Ambon Manise (3): Pattimura dan Martha Tiahahu
Selain wisata alam, Ambon juga memiliki wisata sejarah
kepahlawanan, seperti patung Pahlawan Kapitan Pattimura dan Patung Pahlawan
Martha Christina Tiahahu.
Kapitan Pattimura lahir di Hualoy, Seram Selatan,
Maluku, 8 Juni 1783 dan meninggal di Ambon, Maluku, pada 16 Desember 1817 (umur
34 tahun). Sebelum melakukan perlawanan
terhadap VOC, ia adalah mantan sersan Militer Inggris.
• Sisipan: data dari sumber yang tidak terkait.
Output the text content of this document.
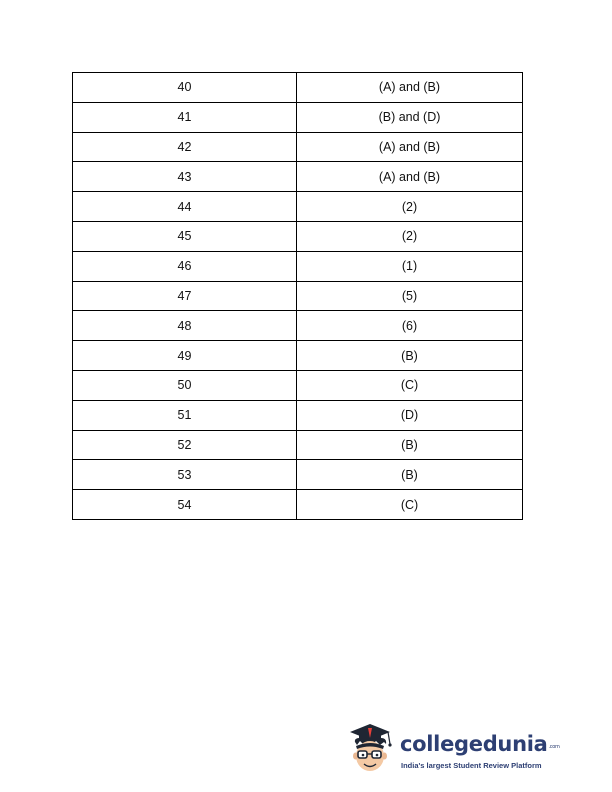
40	(A) and (B)
41	(B) and (D)
42	(A) and (B)
43	(A) and (B)
44	(2)
45	(2)
46	(1)
47	(5)
48	(6)
49	(B)
50	(C)
51	(D)
52	(B)
53	(B)
54	(C)
collegedunia$^{.com}$
India's largest Student Review Platform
Pada waktu pecah perang
melawan penjajah Belanda tahun 1817, Raja-raja Patih, Para Kapitan, Tua-tua
Adat dan rakyat mengangkat Pattimura sebagai pemimpin dan panglima perang
karena berpengalaman dan memiliki sifat-sifat kesatria (kabaressi). Dalam
perjuangan menentang Belanda ia juga menggalang persatuan dengan kerajaan
Ternate dan Tidore, raja-raja di Bali, Sulawesi dan Jawa. Tercatat beberapa
pertempuran yang menghancurkan pasukan Belanda, seperti perebutan benteng
Belanda Duurstede, pertempuran di pantai Waisisil dan jasirah Hatawano, Ouw-
Ullath, Jasirah Hitu di Pulau Ambon dan Seram Selatan. Perang Pattimura hanya
dapat dihentikan dengan politik adu domba, tipu muslihat dan bumi hangus oleh
Belanda.
Para tokoh pejuang akhirnya dapat ditangkap dan
mengakhiri pengabdiannya di tiang gantungan pada 16 Desember 1817 di kota
Ambon. Dalam catatan M. Sapija, sejarawan yang pertama kali menulis buku
tentang Pattimura, dinyatakan bahwa Pattimura sebenarnya bernama Ahmad Lussy,
tetapi dia lebih dikenal dengan nama Thomas Mattulessy.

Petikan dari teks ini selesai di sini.